Pourquoi Hélène avait-elle parlé de retourner au Natal ? Était-ce bien au Natal qu’elle allait en réalité ? Que voulait dire enfin cette phrase énigmatique rapportée par Fandor : « Je vais travailler pour notre bonheur » ?
***
À la Préfecture de police Juve trouvait M. Havard fort affairé :
– C’est vous ? disait le chef de la Sûreté. Vous n’avez pas été long à venir. Écoutez, Juve, voici l’aventure : rue Richer, numéro 22, on a découvert ce matin…
– Au 22, dit Juve, mais c’est la maison de Fandor, cela.
Havard, à son tour, sursauta :
– Tiens, c’est vrai, je n’y avais pas songé ! Eh bien, alors, votre enquête sera facilitée d’autant, Juve, que Fandor pourra sans doute vous donner d’utiles renseignements.
– En effet, mais de quoi s’agit-il ?
– D’un crime, et d’un crime bizarre.
M. Havard se renversait dans son fauteuil et fermant à demi les yeux commençait à expliquer :
– Ce matin, la concierge du numéro 22 montait dans l’appartement d’un de ses locataires, un certain Baraban, dont elle est chargée de faire le ménage.
– Très bien. Quel âge, ce Baraban ?
– Je vais vous le dire, laissez-moi parler. Donc, la concierge montait faire le ménage ; elle avait la surprise et l’émotion de trouver l’appartement dans un désordre épouvantable. Du sang partout, des meubles fracturés, des tentures arrachées, des traces de mains sanglantes sur les rideaux, bref, tout le désordre ordinaire qui accompagne un crime.
– Très bien, et le cadavre ?
M. Havard sourit :
– Le cadavre, mon pauvre Juve, n’était pas là. C’est précisément lui que je vous charge de retrouver.
Juve fit la grimace :
– Enquête longue et difficile. Sait-on comment il a été emporté ?

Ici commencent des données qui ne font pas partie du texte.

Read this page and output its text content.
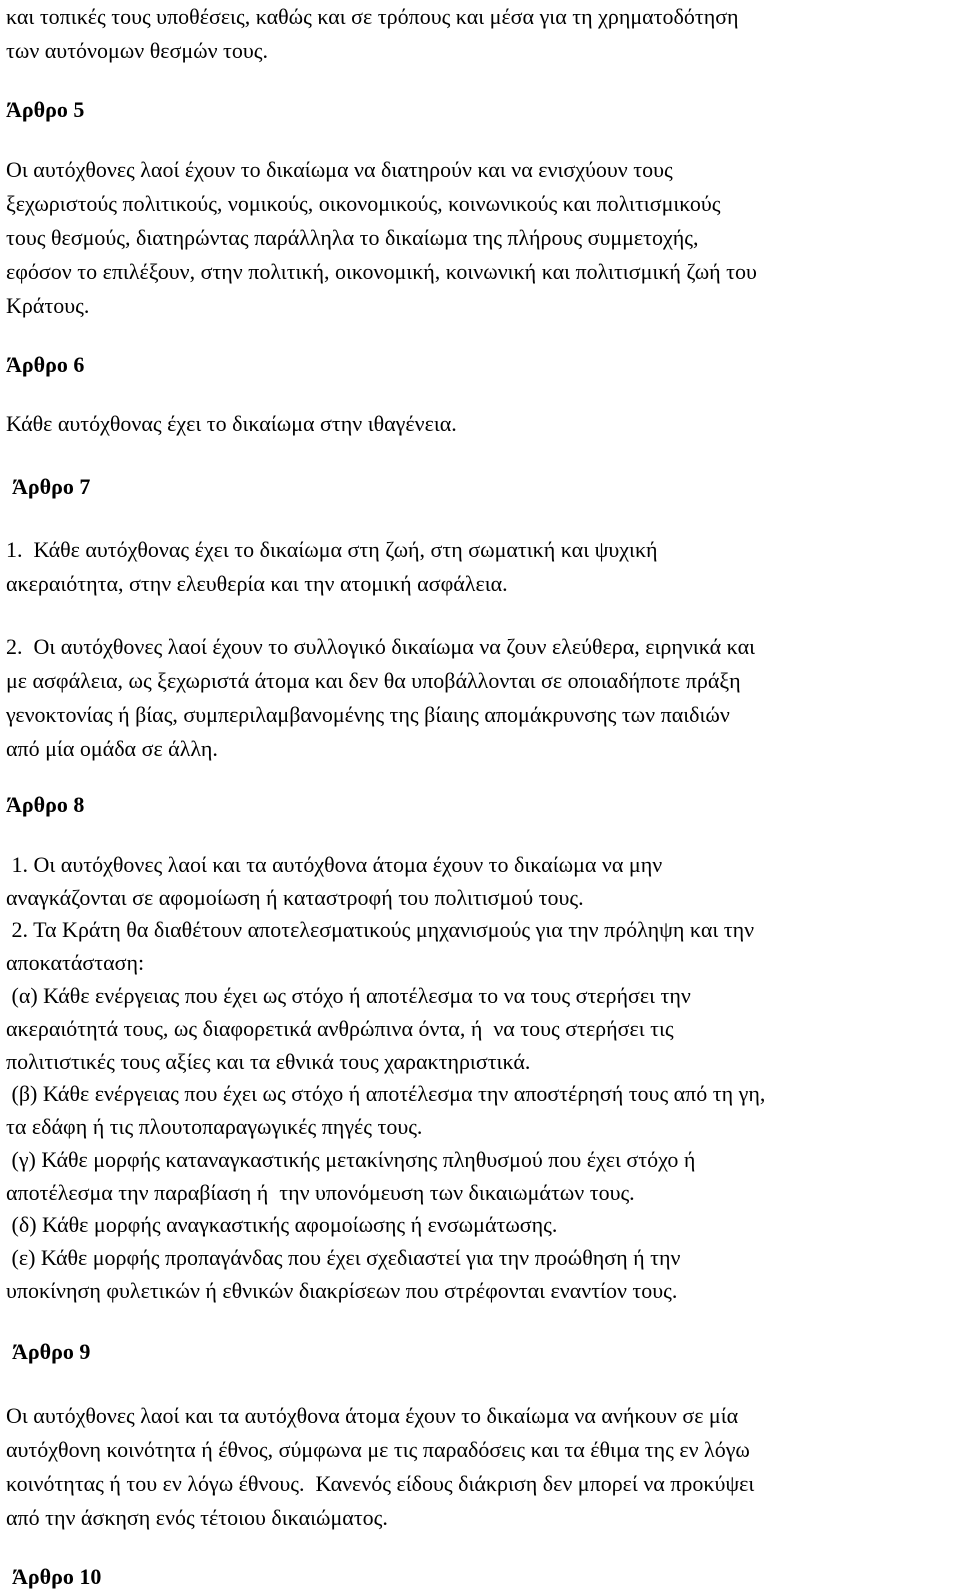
και τοπικές τους υποθέσεις, καθώς και σε τρόπους και μέσα για τη χρηματοδότηση
των αυτόνομων θεσμών τους.
Άρθρο 5
Οι αυτόχθονες λαοί έχουν το δικαίωμα να διατηρούν και να ενισχύουν τους
ξεχωριστούς πολιτικούς, νομικούς, οικονομικούς, κοινωνικούς και πολιτισμικούς
τους θεσμούς, διατηρώντας παράλληλα το δικαίωμα της πλήρους συμμετοχής,
εφόσον το επιλέξουν, στην πολιτική, οικονομική, κοινωνική και πολιτισμική ζωή του
Κράτους.
Άρθρο 6
Κάθε αυτόχθονας έχει το δικαίωμα στην ιθαγένεια.
Άρθρο 7
1.  Κάθε αυτόχθονας έχει το δικαίωμα στη ζωή, στη σωματική και ψυχική
ακεραιότητα, στην ελευθερία και την ατομική ασφάλεια.
2.  Οι αυτόχθονες λαοί έχουν το συλλογικό δικαίωμα να ζουν ελεύθερα, ειρηνικά και
με ασφάλεια, ως ξεχωριστά άτομα και δεν θα υποβάλλονται σε οποιαδήποτε πράξη
γενοκτονίας ή βίας, συμπεριλαμβανομένης της βίαιης απομάκρυνσης των παιδιών
από μία ομάδα σε άλλη.
Άρθρο 8
1. Οι αυτόχθονες λαοί και τα αυτόχθονα άτομα έχουν το δικαίωμα να μην
αναγκάζονται σε αφομοίωση ή καταστροφή του πολιτισμού τους.
2. Τα Κράτη θα διαθέτουν αποτελεσματικούς μηχανισμούς για την πρόληψη και την
αποκατάσταση:
(α) Κάθε ενέργειας που έχει ως στόχο ή αποτέλεσμα το να τους στερήσει την
ακεραιότητά τους, ως διαφορετικά ανθρώπινα όντα, ή  να τους στερήσει τις
πολιτιστικές τους αξίες και τα εθνικά τους χαρακτηριστικά.
(β) Κάθε ενέργειας που έχει ως στόχο ή αποτέλεσμα την αποστέρησή τους από τη γη,
τα εδάφη ή τις πλουτοπαραγωγικές πηγές τους.
(γ) Κάθε μορφής καταναγκαστικής μετακίνησης πληθυσμού που έχει στόχο ή
αποτέλεσμα την παραβίαση ή  την υπονόμευση των δικαιωμάτων τους.
(δ) Κάθε μορφής αναγκαστικής αφομοίωσης ή ενσωμάτωσης.
(ε) Κάθε μορφής προπαγάνδας που έχει σχεδιαστεί για την προώθηση ή την
υποκίνηση φυλετικών ή εθνικών διακρίσεων που στρέφονται εναντίον τους.
Άρθρο 9
Οι αυτόχθονες λαοί και τα αυτόχθονα άτομα έχουν το δικαίωμα να ανήκουν σε μία
αυτόχθονη κοινότητα ή έθνος, σύμφωνα με τις παραδόσεις και τα έθιμα της εν λόγω
κοινότητας ή του εν λόγω έθνους.  Κανενός είδους διάκριση δεν μπορεί να προκύψει
από την άσκηση ενός τέτοιου δικαιώματος.
Άρθρο 10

– À peu près, répondit M. Havard. La concierge affirme qu’il y avait, dans l’appartement, une grande malle jaune, livrée au malheureux Baraban la veille même de sa mort. Elle a très certainement servi à emporter le corps.
Juve approuva encore :
– Très bien. Et ce Baraban, qui était-ce ?
– Un célibataire, cinquante-cinq à soixante ans, je crois, possédant quelques rentes, vivant bien, sortant assez souvent, un joyeux drille, enfin.
Juve approuva toujours :
– De mieux en mieux, disait-il. Si le bonhomme sortait beaucoup, on trouvera facilement les indications relatives à l’assassin.
Mais, à ces mots, M. Havard sourit :
– L’assassin ? disait-il. Mais, Juve, je ne vous ai pas chargé de vous occuper de lui !
Et, comme le policier à cette déclaration un peu inattendue paraissait stupéfait, M. Havard reprit :
– Je ne vous ai pas chargé de vous en occuper, pour la bonne raison qu’il est déjà arrêté.
– Fichtre, s’étonna Juve, vous avez été vite en besogne ! Comment cela se fait-il ?
– Je vais vous le dire.
Et M. Havard, en quelques mots succincts, alors, renseigna Juve :
– Naturellement, dit-il, quand la concierge eut pénétré dans l’appartement, quand elle se fut rendu compte de son tragique désordre, elle donna l’alarme. Il se passa ce qui se passe toujours en pareil cas : les voisins accoururent, on s’agita, on s’étonna, puis on courut prévenir le commissariat de police.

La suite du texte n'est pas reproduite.